The table below summarizes the key physical specs of the two cameras alongside a broader set of comparators. If you would like to visualize and compare a different camera combination, you can navigate to the CAM-parator app and make your selection from a broad list of cameras there.
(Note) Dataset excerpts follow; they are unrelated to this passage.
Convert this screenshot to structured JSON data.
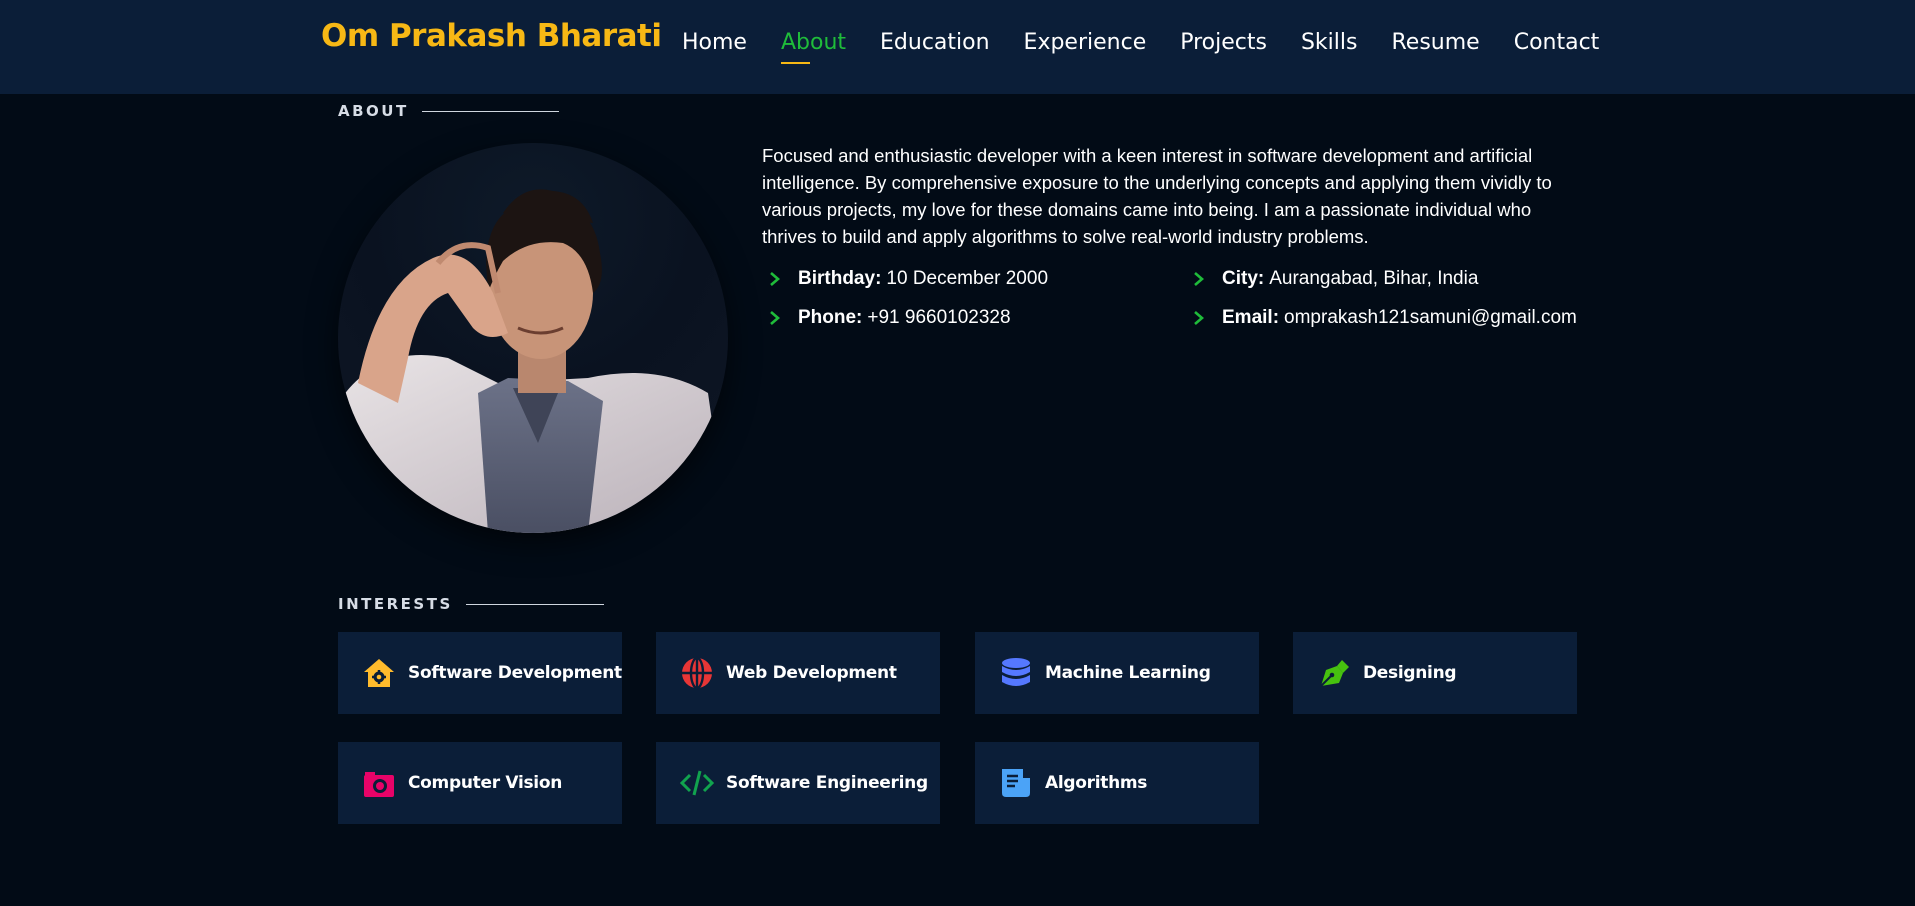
{
  "brand": "Om Prakash Bharati",
  "nav": [
    {
      "label": "Home"
    },
    {
      "label": "About"
    },
    {
      "label": "Education"
    },
    {
      "label": "Experience"
    },
    {
      "label": "Projects"
    },
    {
      "label": "Skills"
    },
    {
      "label": "Resume"
    },
    {
      "label": "Contact"
    }
  ],
  "active_nav": "About",
  "about": {
    "title": "ABOUT",
    "bio": "Focused and enthusiastic developer with a keen interest in software development and artificial intelligence. By comprehensive exposure to the underlying concepts and applying them vividly to various projects, my love for these domains came into being. I am a passionate individual who thrives to build and apply algorithms to solve real-world industry problems.",
    "info": {
      "birthday": {
        "label": "Birthday:",
        "value": "10 December 2000"
      },
      "city": {
        "label": "City:",
        "value": "Aurangabad, Bihar, India"
      },
      "phone": {
        "label": "Phone:",
        "value": "+91 9660102328"
      },
      "email": {
        "label": "Email:",
        "value": "omprakash121samuni@gmail.com"
      }
    }
  },
  "interests": {
    "title": "INTERESTS",
    "items": [
      {
        "label": "Software Development",
        "icon": "house-gear-icon",
        "color": "#ffbb2c"
      },
      {
        "label": "Web Development",
        "icon": "globe-icon",
        "color": "#e83636"
      },
      {
        "label": "Machine Learning",
        "icon": "database-icon",
        "color": "#5578ff"
      },
      {
        "label": "Designing",
        "icon": "pen-nib-icon",
        "color": "#47c20f"
      },
      {
        "label": "Computer Vision",
        "icon": "camera-icon",
        "color": "#e80368"
      },
      {
        "label": "Software Engineering",
        "icon": "code-icon",
        "color": "#11a34e"
      },
      {
        "label": "Algorithms",
        "icon": "document-icon",
        "color": "#4ba3f7"
      }
    ]
  },
  "colors": {
    "background": "#020b16",
    "navbar": "#0b1e38",
    "brand": "#f7b815",
    "accent": "#1fbc3a",
    "card": "#0b1e38"
  }
}
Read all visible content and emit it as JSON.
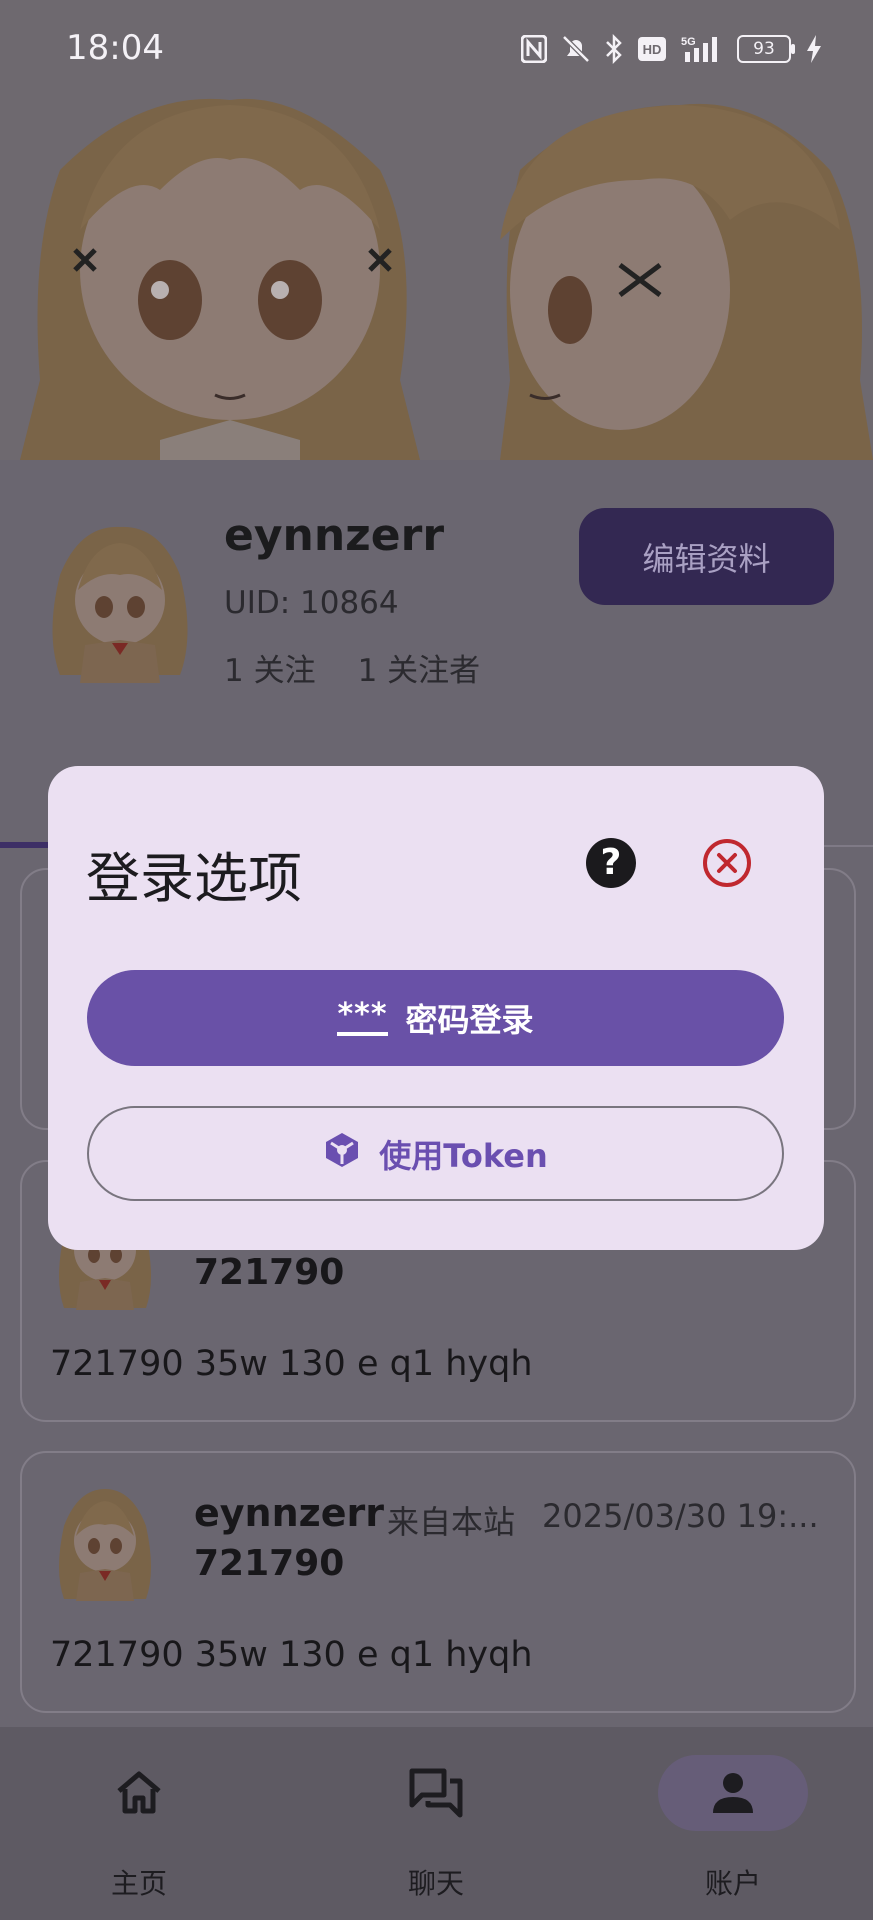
{
  "status_bar": {
    "time": "18:04",
    "battery": "93"
  },
  "profile": {
    "name": "eynnzerr",
    "uid": "UID: 10864",
    "following": "1 关注",
    "followers": "1 关注者",
    "edit_label": "编辑资料"
  },
  "posts": [
    {
      "user": "",
      "source": "",
      "date": "",
      "title": "",
      "body": ""
    },
    {
      "user": "",
      "source": "",
      "date": "",
      "title": "721790",
      "body": "721790 35w 130 e q1 hyqh"
    },
    {
      "user": "eynnzerr",
      "source": "来自本站",
      "date": "2025/03/30 19:...",
      "title": "721790",
      "body": "721790 35w 130 e q1 hyqh"
    }
  ],
  "dialog": {
    "title": "登录选项",
    "password_icon": "***",
    "password_label": "密码登录",
    "token_label": "使用Token"
  },
  "nav": [
    {
      "label": "主页",
      "icon": "home-icon"
    },
    {
      "label": "聊天",
      "icon": "chat-icon"
    },
    {
      "label": "账户",
      "icon": "account-icon"
    }
  ],
  "colors": {
    "scrim_bg": "#6a6670",
    "dialog_bg": "#ebe0f2",
    "primary": "#6951a7",
    "close_red": "#c0282f"
  }
}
|1.||Canon SX40||123 mm||92 mm||108 mm||600 g||380||n||Sep 2011||429|
|2.||Canon T3i||133 mm||100 mm||80 mm||570 g||440||n||Feb 2011||599|
|3.||Canon T6s||132 mm||101 mm||78 mm||565 g||440||n||Feb 2015||649|
|4.||Canon T5i||133 mm||100 mm||79 mm||580 g||440||n||Mar 2013||649|
|5.||Canon G1 X||117 mm||81 mm||65 mm||534 g||250||n||Jan 2012||799|
|6.||Canon G15||107 mm||76 mm||40 mm||352 g||350||n||Sep 2012||499|
|7.||Canon M||109 mm||66 mm||32 mm||298 g||230||n||Jul 2012||599|
|8.||Canon SX50||123 mm||87 mm||106 mm||595 g||315||n||Sep 2012||429|
|9.||Canon T4i||133 mm||100 mm||79 mm||575 g||440||n||Jun 2012||849|
|10.||Canon 1100D||130 mm||100 mm||78 mm||495 g||700||n||Feb 2011||449|
|11.||Canon SX30||123 mm||92 mm||108 mm||601 g||370||n||Sep 2010||429|
|12.||Canon G12||112 mm||76 mm||48 mm||401 g||370||n||Sep 2010||499|
|13.||Canon T2i||129 mm||98 mm||62 mm||530 g||440||n||Feb 2010||699|
|14.||Canon SX20||123 mm||88 mm||87 mm||600 g||..||n||Aug 2009||399|
|15.||Canon SX10||123 mm||88 mm||87 mm||600 g||..||n||Sep 2008||399|
|16.||Panasonic FZ150||124 mm||82 mm||92 mm||528 g||410||n||Aug 2011||499|
|17.||Panasonic FZ100||124 mm||82 mm||92 mm||540 g||410||n||Jul 2010||499|
|Notes: Measurements and pricing do not include easily detachable parts, such as add-on or interchangeable lenses or optional viewfinders.|
Any camera decision will obviously take relative prices into account. The manufacturer’s suggested retail prices give an idea on the placement of the camera in the maker’s lineup and the broader market. The SX40 was launched at a lower price than the T3i, despite having a lens built in. Normally, street prices remain initially close to the MSRP, but after a couple of months, the first discounts appear. Later in the product cycle and, in particular, when the replacement model is about to appear, further discounting and stock clearance sales often push the camera price considerably down.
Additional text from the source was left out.